Al día siguiente -Solemnidad de todos los santos- y el miércoles –día de los difuntos- los cementerios españoles se poblaron de hijos, nietos y amigos que acudían a visitar el sepulcro de sus seres queridos fallecidos.
¿Qué podemos decir y saber del más allá los que aún nos encontramos aquí, en el más acá? ¿Qué intuye nuestro corazón respecto a las realidades últimas? ¿Qué nos ha sido revelado desde lo Alto? El Papa Benedicto XVI realizó una espléndida síntesis en su hermosa carta sobre la esperanza, la Spe Salvi. En los últimos números de la misma –del 41 al 48- expone lo que Dios nos ha dado a conocer sobre nuestro destino final, y que ilumina y responde a los más hondos interrogantes humanos. Veamos qué nos dice.
El destino del hombre es la gloria, la vida, la que no acaba. De ahí que la resurrección de Cristo venga a iluminar la realidad más democrática de cuantas existen: que todos afrontaremos, pronto que tarde, el final de nuestra existencia terrena, la muerte. Y tras ella, como decía san Ignacio de Loyola en sus ejercicios espirituales, el juicio, infierno o gloria.

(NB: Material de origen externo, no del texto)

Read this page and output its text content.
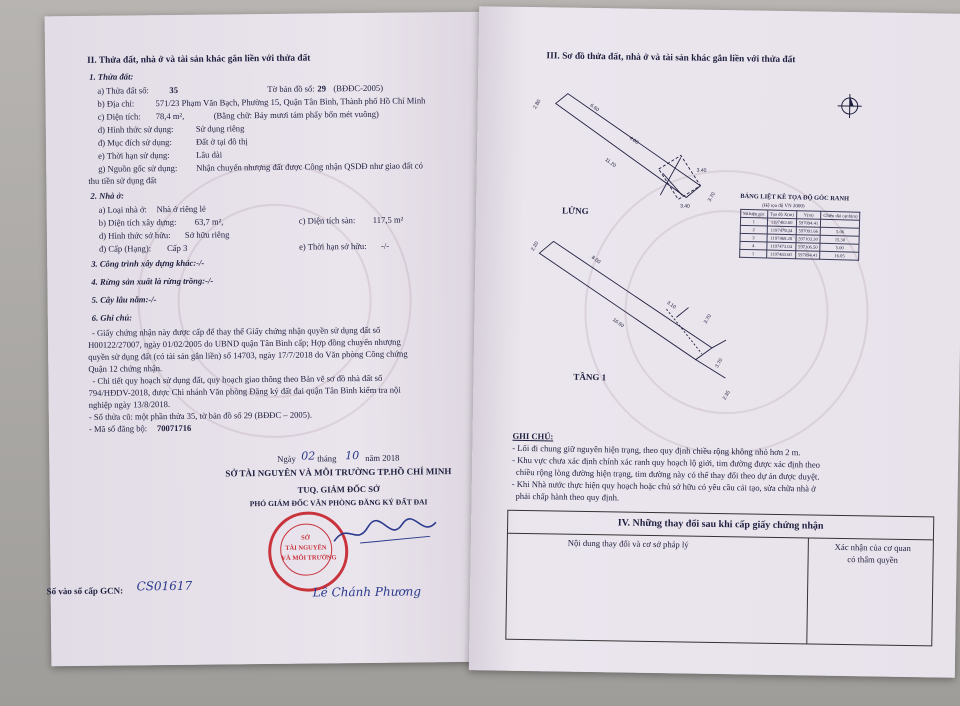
II. Thửa đất, nhà ở và tài sản khác gắn liền với thửa đất
1. Thửa đất:
a) Thửa đất số: 35	Tờ bản đồ số: 29 (BĐĐC-2005)
b) Địa chỉ: 571/23 Phạm Văn Bạch, Phường 15, Quận Tân Bình, Thành phố Hồ Chí Minh
c) Diện tích: 78,4 m²,	(Bằng chữ: Bảy mươi tám phẩy bốn mét vuông)
d) Hình thức sử dụng:	Sử dụng riêng
đ) Mục đích sử dụng:	Đất ở tại đô thị
e) Thời hạn sử dụng:	Lâu dài
g) Nguồn gốc sử dụng: Nhận chuyển nhượng đất được Công nhận QSDĐ như giao đất có
thu tiền sử dụng đất
2. Nhà ở:
a) Loại nhà ở: Nhà ở riêng lẻ
b) Diện tích xây dựng: 63,7 m²,	c) Diện tích sàn: 117,5 m²
d) Hình thức sở hữu: Sở hữu riêng
đ) Cấp (Hạng): Cấp 3	e) Thời hạn sở hữu: -/-
3. Công trình xây dựng khác:-/-
4. Rừng sản xuất là rừng trồng:-/-
5. Cây lâu năm:-/-
6. Ghi chú:
- Giấy chứng nhận này được cấp để thay thế Giấy chứng nhận quyền sử dụng đất số
H00122/27007, ngày 01/02/2005 do UBND quận Tân Bình cấp; Hợp đồng chuyển nhượng
quyền sử dụng đất (có tài sản gắn liền) số 14703, ngày 17/7/2018 do Văn phòng Công chứng
Quận 12 chứng nhận.
- Chi tiết quy hoạch sử dụng đất, quy hoạch giao thông theo Bản vẽ sơ đồ nhà đất số
794/HĐDV-2018, được Chi nhánh Văn phòng Đăng ký đất đai quận Tân Bình kiểm tra nội
nghiệp ngày 13/8/2018.
- Số thửa cũ: một phần thửa 35, tờ bản đồ số 29 (BĐĐC – 2005).
- Mã số đăng bộ: 70071716
Ngày 02 tháng 10 năm 2018
SỞ TÀI NGUYÊN VÀ MÔI TRƯỜNG TP.HỒ CHÍ MINH
TUQ. GIÁM ĐỐC SỞ
PHÓ GIÁM ĐỐC VĂN PHÒNG ĐĂNG KÝ ĐẤT ĐAI
SỞ
TÀI NGUYÊN
VÀ MÔI TRƯỜNG
Lê Chánh Phương
Số vào sổ cấp GCN: CS01617
III. Sơ đồ thửa đất, nhà ở và tài sản khác gắn liền với thửa đất
2.80	6.60
4.00
11.20
3.40
3.40
3.70
2.20
8.60
3.10
16.60	3.70
3.70
2.35
LỬNG
TẦNG 1
BẢNG LIỆT KÊ TỌA ĐỘ GÓC RANH
(Hệ tọa độ VN 2000)
Số hiệu góc	Tọa độ X(m)	Y(m)	Chiều dài cạnh(m)
1	1197483.60	597094.41	
2	1197479.34	597091.66	5.06
3	1197469.28	597103.30	15.30
4	1197473.04	597106.50	5.00
1	1197483.60	597094.41	16.05
GHI CHÚ:
- Lối đi chung giữ nguyên hiện trạng, theo quy định chiều rộng không nhỏ hơn 2 m.
- Khu vực chưa xác định chính xác ranh quy hoạch lộ giới, tim đường được xác định theo
chiều rộng lòng đường hiện trạng, tim đường này có thể thay đổi theo dự án được duyệt.
- Khi Nhà nước thực hiện quy hoạch hoặc chủ sở hữu có yêu cầu cải tạo, sửa chữa nhà ở
phải chấp hành theo quy định.
IV. Những thay đổi sau khi cấp giấy chứng nhận
Nội dung thay đổi và cơ sở pháp lý	Xác nhận của cơ quan
có thẩm quyền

El juicio –señala el Santo Padre- lejos de atemorizarnos debería ser para nosotros los hombres fuente de esperanza. Porque en él se hará justicia. Porque todo lo bueno sembrado en esta tierra recibirá su fruto. Porque todo el sufrimiento acumulado en el haber de la humanidad, recibirá sanación. Será un encuentro con el Dios de la Misericordia que une portentosamente justicia y gracia.
Benedicto recuerda que “la opción de vida del hombre se hace definitiva con la muerte”. Esa opción libre de la persona puede haber sido la de destruir totalmente en sí el deseo de verdad y de amor; son sujetos en los que todo se ha convertido en mentira, que han vivido para el odio. Ellos seguirían eternamente alejados del Amor con mayúscula. Fue su propio veredicto.
Otra opción es la de quienes se han dejado impregnar completamente de Dios, y están por tanto totalmente abiertos al prójimo. Son los santos.
Según nuestra experiencia, afirma el Papa, ni lo uno ni lo otro son el caso normal en la existencia humana. En la gran parte de los hombres podemos suponer que queda –en lo más profundo de su ser- “una última apertura interior a la verdad, al amor, a Dios”. Seguramente en las opciones concretas de la vida esa apertura se ha empañado con nuevos compromisos con el mal: la envidia, el rencor, la avaricia o tantas otras. ¿Qué sucede con esta “suciedad que recubre la pureza?
Aquí entra en juego la noción del purgatorio. En palabras de san Pablo a los corintios, el día del juicio el fuego pondrá a prueba la calidad de cada construcción, de cada vida. Y el fuego purificará lo valioso, y abrasará lo insustancial, la inmundicia. He aquí el dolor de amor con el que puede expresarse este proceso reparador.
Sabiendo esto, continua el Santo Padre, “¿Quién no siente la necesidad de hacer llegar a los propios seres queridos que ya se fueron un signo de bondad, de gratitud, o también de petición de perdón?” Esta interacción es posible “porque nadie vive solo. Nadie peca solo. Nadie se salva solo”. Concluye el Papa diciéndonos que nunca es demasiado tarde para tocar el corazón del otro, y nunca es inútil”.
Con esta esperanza, con el deseo de vivir de tal modo que todos se salven, continuaremos los cristianos –desde el más acá- ofreciendo la Eucaristía, la oración y el sacrificio por los que se fueron, para que gocen en el más allá del Dios de la Vida.